# Big Catch of the day



## SWAMPBUCK10PT (Apr 5, 2010)

*LOL another Shrew------have a couple weasel set around the chicken coop-----Mice and shrew's are taking a whipping LOL---The other shrew was ate out of the trap by a weasel---I'm going to get that critter yet LOL- :hunter:* 

*svb*


----------



## C2C (Mar 17, 2012)

Best be careful to get him skinned and stretched proper Skip ..cant say as I've ever caught one of them .

Sent from my SM-A520W using Tapatalk


----------



## SWAMPBUCK10PT (Apr 5, 2010)

*He's on the stretcher LOL his fur is like velvet --I'm going to get them tanned with the other furs going to the Tannery-- -*


----------



## catcapper (Feb 11, 2010)

Ya dang near missed him with that bigfoot snapper.lol.

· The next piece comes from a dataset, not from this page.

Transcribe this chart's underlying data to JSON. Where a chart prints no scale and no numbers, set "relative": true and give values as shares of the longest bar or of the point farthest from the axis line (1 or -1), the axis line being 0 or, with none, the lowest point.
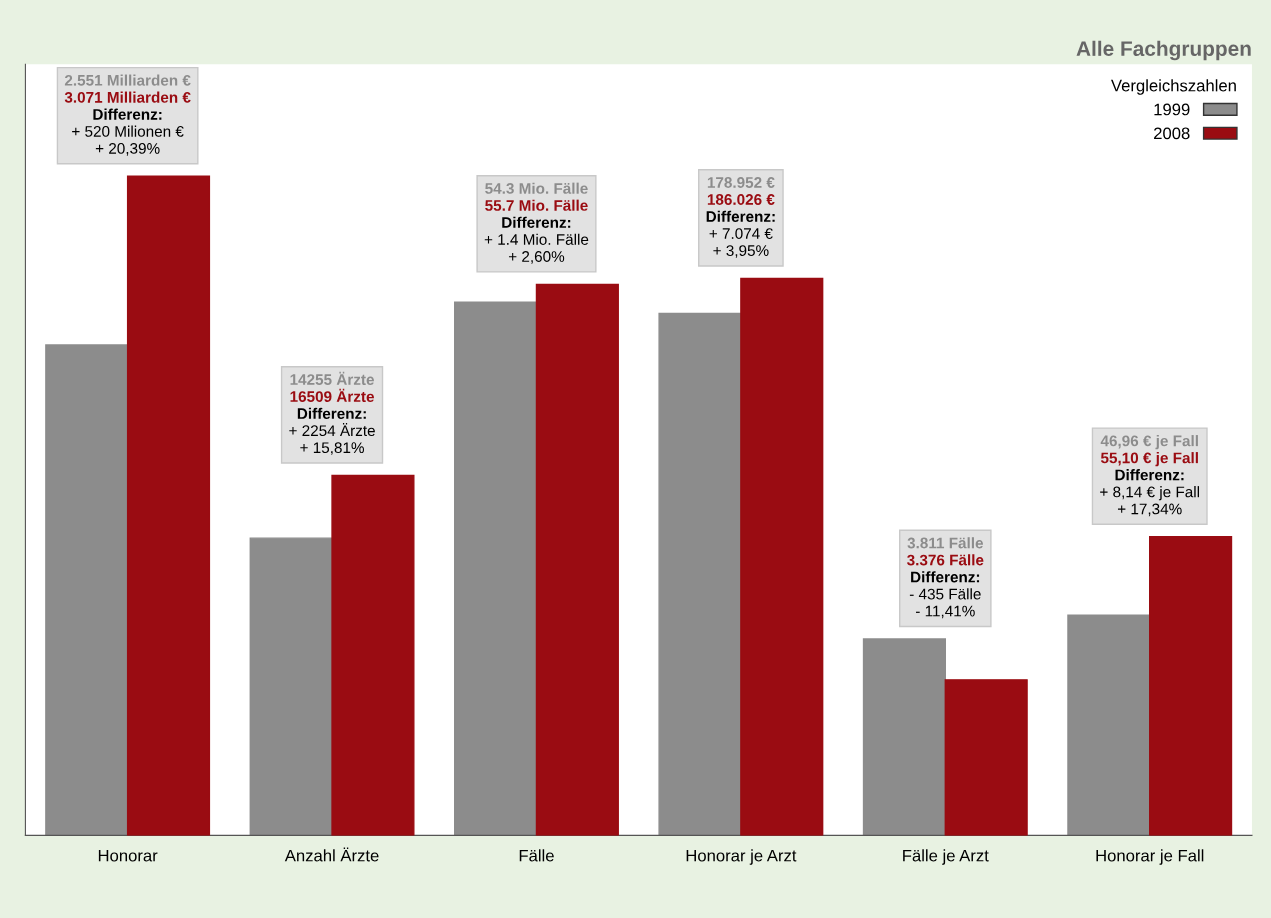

Moyles might loose a fur that size. :roflmao:

awprint:


----------



## hassell (Feb 9, 2010)

Right on Skip, you'll be shipping in no time.


----------



## youngdon (Mar 10, 2010)

I don't think Shakespeare had a Bigfoot in mind.

Nice catch though, 43 more to go for a hat.


----------



## pokeyjeeper (Sep 5, 2013)

Nice one congrats keep at em you’ll get enough for a pair of gloves yet


----------